Most colds are mild, and most cat respiratory infections clear with home care plus time. The cases that need help share a theme: breathing trouble, dehydration, high fever, or symptoms that don’t let up.

For People

  • Breathing is hard, chest pain shows up, or lips look bluish.
  • Fever is high or lasts more than three days.
  • You were bitten or scratched and the area is red, hot, swollen, or painful.
  • You have a condition or medication that weakens immunity and symptoms are worsening.

For Cats

  • Open-mouth breathing, fast breathing, or obvious effort to breathe.
  • Not eating for 24 hours, or not drinking.
  • Thick yellow or green discharge with marked lethargy.
  • Kittens, seniors, or cats with chronic disease that seem “off.”

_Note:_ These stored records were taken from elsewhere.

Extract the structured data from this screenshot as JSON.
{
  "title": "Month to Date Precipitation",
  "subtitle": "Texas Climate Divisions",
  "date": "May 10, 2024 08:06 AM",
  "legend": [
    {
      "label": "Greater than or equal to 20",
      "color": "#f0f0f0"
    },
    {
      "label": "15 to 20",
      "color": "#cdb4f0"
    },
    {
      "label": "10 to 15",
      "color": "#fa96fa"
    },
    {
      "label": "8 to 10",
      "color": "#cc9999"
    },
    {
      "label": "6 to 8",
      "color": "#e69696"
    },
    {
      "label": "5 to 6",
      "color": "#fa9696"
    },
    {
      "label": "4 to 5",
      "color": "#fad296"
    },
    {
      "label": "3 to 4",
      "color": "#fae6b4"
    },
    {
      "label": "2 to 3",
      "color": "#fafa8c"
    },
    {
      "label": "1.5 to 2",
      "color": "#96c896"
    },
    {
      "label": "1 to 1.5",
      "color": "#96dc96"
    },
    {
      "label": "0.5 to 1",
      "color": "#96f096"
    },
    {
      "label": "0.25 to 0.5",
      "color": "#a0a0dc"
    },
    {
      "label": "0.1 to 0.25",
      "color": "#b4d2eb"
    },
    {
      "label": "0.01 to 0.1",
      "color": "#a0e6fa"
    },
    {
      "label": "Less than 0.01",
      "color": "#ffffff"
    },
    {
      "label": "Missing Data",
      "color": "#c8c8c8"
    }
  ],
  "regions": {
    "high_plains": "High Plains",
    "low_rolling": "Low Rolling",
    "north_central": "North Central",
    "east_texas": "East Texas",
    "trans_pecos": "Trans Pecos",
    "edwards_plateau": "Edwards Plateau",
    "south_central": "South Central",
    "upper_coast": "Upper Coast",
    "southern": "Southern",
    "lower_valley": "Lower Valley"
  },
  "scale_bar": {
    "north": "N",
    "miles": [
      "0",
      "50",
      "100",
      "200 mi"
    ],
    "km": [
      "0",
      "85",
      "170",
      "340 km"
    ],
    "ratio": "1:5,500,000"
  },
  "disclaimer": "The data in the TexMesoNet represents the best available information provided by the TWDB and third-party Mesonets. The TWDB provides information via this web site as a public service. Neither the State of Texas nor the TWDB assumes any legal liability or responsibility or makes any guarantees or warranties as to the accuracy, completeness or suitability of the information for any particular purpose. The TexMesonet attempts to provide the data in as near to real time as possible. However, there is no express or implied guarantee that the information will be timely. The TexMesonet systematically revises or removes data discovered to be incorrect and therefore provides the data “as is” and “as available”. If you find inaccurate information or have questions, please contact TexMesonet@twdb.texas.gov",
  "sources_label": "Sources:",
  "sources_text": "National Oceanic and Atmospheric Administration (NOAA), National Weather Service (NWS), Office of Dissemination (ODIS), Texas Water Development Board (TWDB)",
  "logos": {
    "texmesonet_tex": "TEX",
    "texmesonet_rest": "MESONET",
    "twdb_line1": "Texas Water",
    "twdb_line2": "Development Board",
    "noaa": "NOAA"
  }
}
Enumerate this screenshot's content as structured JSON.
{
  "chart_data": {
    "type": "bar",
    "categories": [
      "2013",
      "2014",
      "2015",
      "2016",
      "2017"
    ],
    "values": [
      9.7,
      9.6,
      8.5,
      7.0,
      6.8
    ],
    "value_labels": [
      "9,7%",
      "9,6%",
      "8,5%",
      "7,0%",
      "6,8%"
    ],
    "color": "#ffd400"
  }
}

Practical Takeaways For Today

If you came here worried that you can catch your cat’s cold, you can relax. The usual feline sniffles are built for cats, not for you. Your real risk is catching a human cold from another person while your cat happens to be sick too.

Treat any bite or scratch as a real exposure, and treat persistent cough in high-risk people as a reason to call a clinician. Keep your hands clean during cat care, keep sick cats away from other cats, and skip harsh products on your pet’s coat.

Do those few things and you cover the bases without turning your home into a sterile lab.